The government plans on opening the Internet gateway and international call termination sectors to foreign investors at a time when the sector is already crowded with many local players.
As part of the initiative, the Bangladesh Telecommunication Regulatory Commission (BTRC) has decided to amend the existing policy that bars foreign investment in these sectors.
The initiative has made local investors apprehensive that their businesses would be in jeopardy if foreign investments are allowed in the Internet gateway and international call termination sectors.
The telecommunication regulatory authority, however, does not see any problems. Instead, it hopes to see positive results such as more jobs and growth of the sectors.
As per conditions set in the International Long Distance Telecommunication Services (ILDTS) Policy-2007, foreign nationals and investors are not allowed to invest in International Internet Gateway (IIG), International Gateway (IGW), National Internet Exchange (NIX), Interconnection Exchange (ICX) and International Terrestrial Cable (ITC) in Bangladesh.
Last October, the BTRC proposed the Posts and Telecommunication Division to amend the policy by withdrawing the bar on foreign investment in the sector.
The proposal is now under process after getting the primary node from the ministry concerned.
But local investors see gathering clouds with this initiative. They say they have already invested heavily into the sectors but are yet to get expected returns.
International Internet Gateway (IIG) – one of the stakeholders in the telecommunication sector – is responsible for effective management of the international Internet bandwidth received from Bangladesh Submarine Cables Company Ltd (BSCCL) and international terrestrial cable (ITC) operators.
The BTRC has issued IIG licences to 37 organisations since 2008. Out of those, 34 are running IIG operations at present.
All IIG operators use the bandwidth received from the Bangladesh Submarine Cables Company and international terrestrial cable operators.
At the end of 2020, these operators were provided with the highest 1,800 Gbps bandwidth, even though the IIGs have more capacity to carry the Internet to many remote areas that remain out of Internet connectivity.
Ahmed Junayed, managing director of Level3 Carrier Limited – one of the leading IIG operators, said the existing operators will be in trouble if foreign investors are given licences in the sector.
"Most of the IIG operators are not getting expected returns on their investment due to measured licences. Most of the companies are now in a struggle to survive," he said.
Instead of issuing licences in the IIG sector, the authorities may attract foreign investments in submarine cables, he suggested.

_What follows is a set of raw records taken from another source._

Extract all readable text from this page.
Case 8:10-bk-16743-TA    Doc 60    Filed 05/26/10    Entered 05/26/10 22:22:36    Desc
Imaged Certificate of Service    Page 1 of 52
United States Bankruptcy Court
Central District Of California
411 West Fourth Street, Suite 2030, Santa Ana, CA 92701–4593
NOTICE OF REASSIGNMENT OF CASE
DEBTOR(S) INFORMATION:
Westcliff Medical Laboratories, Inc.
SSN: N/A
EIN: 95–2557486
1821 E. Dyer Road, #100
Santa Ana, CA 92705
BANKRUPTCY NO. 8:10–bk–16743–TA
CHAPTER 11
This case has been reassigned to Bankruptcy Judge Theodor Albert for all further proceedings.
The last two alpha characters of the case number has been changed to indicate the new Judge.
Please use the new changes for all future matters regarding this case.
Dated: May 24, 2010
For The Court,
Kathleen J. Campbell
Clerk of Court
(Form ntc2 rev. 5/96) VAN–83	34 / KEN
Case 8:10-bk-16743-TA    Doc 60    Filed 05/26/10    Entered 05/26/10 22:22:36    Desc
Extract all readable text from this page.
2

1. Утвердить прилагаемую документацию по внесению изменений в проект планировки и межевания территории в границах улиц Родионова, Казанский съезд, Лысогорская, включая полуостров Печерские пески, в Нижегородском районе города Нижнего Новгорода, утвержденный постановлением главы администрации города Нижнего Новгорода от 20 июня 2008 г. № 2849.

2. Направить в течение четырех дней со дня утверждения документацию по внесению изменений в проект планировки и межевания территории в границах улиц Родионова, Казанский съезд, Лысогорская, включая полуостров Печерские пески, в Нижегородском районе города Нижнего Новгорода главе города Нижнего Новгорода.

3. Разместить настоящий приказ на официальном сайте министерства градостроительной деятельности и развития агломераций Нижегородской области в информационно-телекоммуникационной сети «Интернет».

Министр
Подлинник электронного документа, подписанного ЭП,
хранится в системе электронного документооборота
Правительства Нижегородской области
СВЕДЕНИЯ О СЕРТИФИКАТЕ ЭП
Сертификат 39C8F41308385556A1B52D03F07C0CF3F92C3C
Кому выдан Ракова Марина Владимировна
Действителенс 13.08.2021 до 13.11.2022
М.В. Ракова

"Currently, we have only two submarine cables. The Internet system in the country faces a big disruption, if one of the submarine cables fails for any reason," he added.
The BTRC also intends to clear the way for foreign investments in the International Gateway (IGW) sector that deals with international incoming and outgoing calls.
Currently, there are 23 IGW operators, including the incumbent BTCL, even though the regulatory commission has thus far issued 29 licences in this sector.
The market size of the IGW is around Tk2,000 crore.
Of the operators, only four – BTCL, Bangla Trac Communications Ltd, Novotel Ltd and Mirtel Limited – are dominating the market.
Hasibur Rashid, head of International Carrier Relations at Novotel Ltd, told The Business Standard that there is no prospect of expansion of the sector as it has been termed a sunset business due to unregulated usage and growth of application-based communication platforms.
Every investment has to have a return prospect. But the IGW sector is already in its death throes due to the fast spread of messaging and calling apps like Messenger, IMO, Whatsapp and Viber.
In July 2019, the number of total international income calls was 84.8crore minutes, which dropped to 71crore minutes in June 2020, according to BTRC data.
Meanwhile, the number of international outgoing calls was 0.94 crore minutes in July 2019, which also fell to 0.65 crore minutes in June 2020.
Apart from these, the business of the 26 ICXs operators that work to ease the management of international and domestic calls also reportedly fell.
Posts and Telecommunications Minister Mustafa Jabbar, however, said the initiative has been taken following the national investment policy that encourages foreign investment.
"Our responsibilities are to formulate a guideline in light of the National Investment Policy. Meanwhile, the existing guideline for foreign investment in the telecom sector was contradictory with the national policy so we've taken an initiative to amend it," said Mustafa Jabbar.
"There is no logical ground behind not allowing foreign investment in these sectors. The world is a place of competition. Companies have to exist by winning the competition. Protectionism has not worked anywhere in the world," he added.
He further added that every country in the world thinks about how to get more foreign investment.
Speaking about the positive impact of foreign investments, he said, "Most of the world-renowned mobile brands are now manufacturing mobile sets in Bangladesh. Foreign investment in this sector has created huge employment opportunities and contributed to our GDP growth."